Corporate landlords' actions affect tenants' health, report says

Actions by corporate landlords creating harmful housing conditions affect the health of tenants and deepens racial and health inequities in Latino and Black communities, according to a study by Human Impact Partners.

Miriam de Santiago says she worries about the rent on her home every day, doing the math to make sure she can meet her obligations without compromising the health of her son, who has epilepsy.

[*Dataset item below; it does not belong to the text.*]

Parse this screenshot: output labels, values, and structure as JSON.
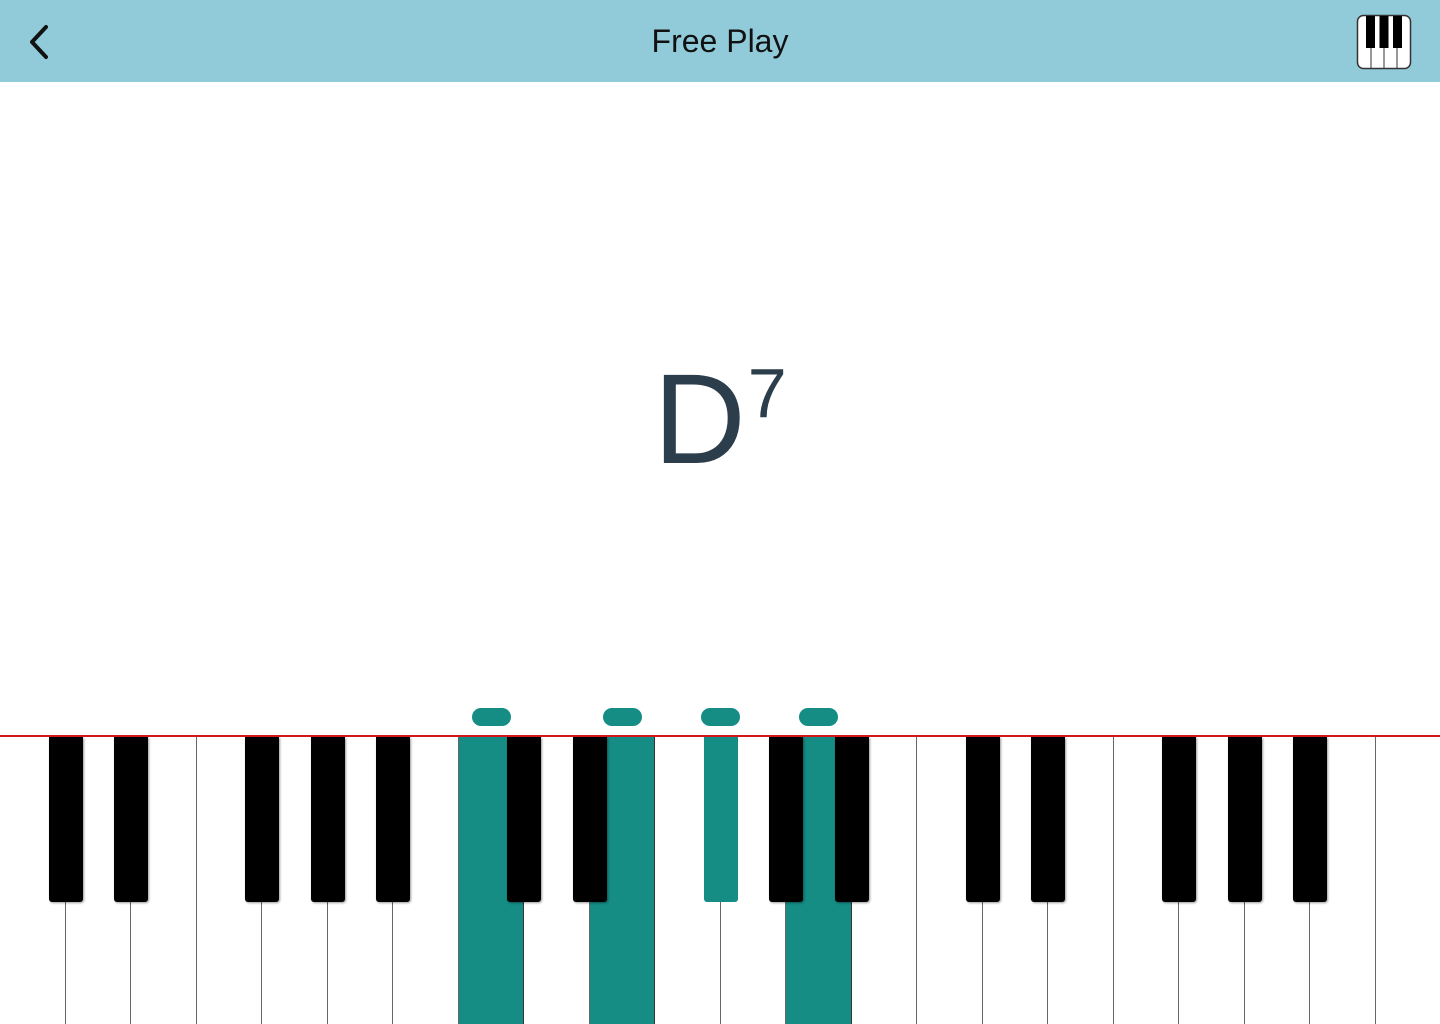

“Epilepsy medication costs between $780 and $1,000 [a month], and we have to have it at home and at school. With the rent increases, I have to decide which medicine to request first, see which one is more urgent and find a balance,” De Santiago said in an interview.

Her family has lived with her two teenage children in the Boulder Meadows Mobile Home Park community in Boulder, Colorado, for 16 years. In 2020, a corporation bought the property where the community is located. Before then, she said, her rent would go up about $10 or $15 a year, but in 2020, she said, her rent went up by $70, with subsequent increases of up to $35 a year and this year up by $45. 

“We have suffered from anxiety and depression. And we’ve seen cases of people not sleeping and even losing their hair because they’re thinking that at some point they’re going to get a knock on the door and be told they have to leave,” De Santiago, who is with 9 to 5 Colorado, a nonprofit group that focuses on economic justice, said about the situation in her community. Her landlord did not respond to a request for comment.

De Santiago and her family’s experiences following rent increases were in a report by Human Impact Partners, or HIP, a nonprofit organization focused on researching public health and social justice issues. The study denounced how practices of corporate landlords are affecting the health of tenants in some areas of the U.S. According to HIP, a Census Bureau Rental Housing Finance Survey found that about 45% of rental housing units are owned by “institutional investors,” a category that includes landlords using corporate structures like LLPs, LPs, LLCs, real estate investment trusts and real estate corporations.